Although It looks good and I’m sure was delicious… I would never use that much butter. I always cut the butter by at least half. Chefs love to drown their food in butter. Even when I make shrimp scampi, I use less than half of what a chef would use. In baking I use the amount of butter called for and sometimes more.


----------



## DoomsDave (Dec 6, 2018)

Two Knots said:


> Although It looks good and I’m sure was delicious… I would never use that much butter. I always cut the butter by at least half. Chefs love to drown their food in butter. Even when I make shrimp scampi, I use less than half of what a chef would use. In baking I use the amount of butter called for and sometimes more.


You certainly have a point. So good! Maybe add some olive oil?


----------



## Two Knots (Nov 12, 2011)

DoomsDave said:


> You certainly have a point. So good! Maybe add some olive oil?


Did I read it right 8 T of butter + 4 T regular butter? If so, it’s too much.
like I said, most chefs use 12 T or more to make shrimp scampi.
I use about 5 T…and it’s delicious.


----------



## J. V. (Jun 1, 2007)

Today all the TV chefs give homage to Julia as she was the original pioneer for home cooks using true French techniques.
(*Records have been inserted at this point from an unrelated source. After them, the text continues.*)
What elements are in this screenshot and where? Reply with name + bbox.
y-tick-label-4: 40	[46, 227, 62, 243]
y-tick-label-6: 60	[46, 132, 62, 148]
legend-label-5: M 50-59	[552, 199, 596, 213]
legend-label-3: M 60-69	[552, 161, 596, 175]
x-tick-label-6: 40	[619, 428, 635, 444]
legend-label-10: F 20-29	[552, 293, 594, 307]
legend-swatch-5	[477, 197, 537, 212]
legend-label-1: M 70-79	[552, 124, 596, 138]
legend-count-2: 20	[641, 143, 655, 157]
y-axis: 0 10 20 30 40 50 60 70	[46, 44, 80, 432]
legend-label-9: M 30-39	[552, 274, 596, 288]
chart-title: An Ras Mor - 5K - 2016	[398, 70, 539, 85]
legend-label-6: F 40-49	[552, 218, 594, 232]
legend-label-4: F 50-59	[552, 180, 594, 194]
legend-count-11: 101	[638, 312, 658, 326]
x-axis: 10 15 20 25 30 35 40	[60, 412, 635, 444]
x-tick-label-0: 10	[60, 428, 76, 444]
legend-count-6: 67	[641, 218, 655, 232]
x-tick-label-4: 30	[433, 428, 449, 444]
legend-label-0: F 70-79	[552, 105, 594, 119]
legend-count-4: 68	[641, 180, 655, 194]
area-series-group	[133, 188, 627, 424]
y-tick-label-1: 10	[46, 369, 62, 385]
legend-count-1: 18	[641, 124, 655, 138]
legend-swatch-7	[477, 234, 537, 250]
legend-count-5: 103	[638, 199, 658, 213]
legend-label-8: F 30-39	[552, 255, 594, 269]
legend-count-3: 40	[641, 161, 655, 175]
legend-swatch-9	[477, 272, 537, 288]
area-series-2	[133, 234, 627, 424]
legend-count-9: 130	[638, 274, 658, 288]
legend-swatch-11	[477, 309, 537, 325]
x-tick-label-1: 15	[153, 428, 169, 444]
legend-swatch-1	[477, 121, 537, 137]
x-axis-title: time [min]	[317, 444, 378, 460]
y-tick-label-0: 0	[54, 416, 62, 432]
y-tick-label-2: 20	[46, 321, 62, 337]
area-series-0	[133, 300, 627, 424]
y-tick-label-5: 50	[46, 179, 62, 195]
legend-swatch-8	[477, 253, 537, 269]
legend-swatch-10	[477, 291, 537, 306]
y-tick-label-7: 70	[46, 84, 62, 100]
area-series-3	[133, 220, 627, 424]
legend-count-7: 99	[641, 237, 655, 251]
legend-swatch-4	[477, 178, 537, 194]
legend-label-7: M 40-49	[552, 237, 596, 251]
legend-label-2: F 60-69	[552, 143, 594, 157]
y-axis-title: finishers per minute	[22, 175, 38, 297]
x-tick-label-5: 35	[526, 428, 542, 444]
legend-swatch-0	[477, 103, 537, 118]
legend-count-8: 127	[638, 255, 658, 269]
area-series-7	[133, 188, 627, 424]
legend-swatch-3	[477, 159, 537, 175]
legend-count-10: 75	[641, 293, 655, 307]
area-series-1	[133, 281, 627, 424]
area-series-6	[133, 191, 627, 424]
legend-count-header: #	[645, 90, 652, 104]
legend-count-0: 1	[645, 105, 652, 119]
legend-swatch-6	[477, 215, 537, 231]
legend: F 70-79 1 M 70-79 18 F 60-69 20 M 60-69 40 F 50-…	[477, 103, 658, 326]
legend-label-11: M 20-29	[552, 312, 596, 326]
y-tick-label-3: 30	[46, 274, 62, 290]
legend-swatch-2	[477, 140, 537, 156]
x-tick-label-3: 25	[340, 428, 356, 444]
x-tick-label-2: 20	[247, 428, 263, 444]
Sara Moulton actually worked under Julia as her assistant. Then came the Galloping Gourmet and the Frugal Gourmet.
I watched all these shows as a kid and still watch lots of cooking on TV. Partly I think why I love to cook and do a darn good job of it. When I graduated high school, my dad told me I had 2 choices. Go to college or get a job and start paying rent. I almost went to culinary school. But settled on working and I got an electrical apprenticeship when I turned 18.
This is what I have done my entire life. I have had little spurts of other jobs in between real electrical work over the years.

There is a show about Julia on now where contestants watch her videos and compete making her dishes. I have not seen it. Only the commercials for it.


----------



## Startingover (Apr 18, 2012)

DoomsDave said:


> I used to love to watch the late Julia Child to laugh a bit at her corny jokes, and my late uncle's comment that she looked like a man dressed like a woman. (I believed my uncle, though dad made a point of saying the uncle was "pulling my leg.") I even once went out as Julia for Halloween. :devil3: Fortunately, that was a long LONG time ago.
> 
> Then someone stuck this recipe on MSN and her description of it was so rapturous, even if an obvious pitch to buy some of Julia's books, that I had to try it.
> 
> ...


I’d try 1/2 & 1/2 evoo and butter.


----------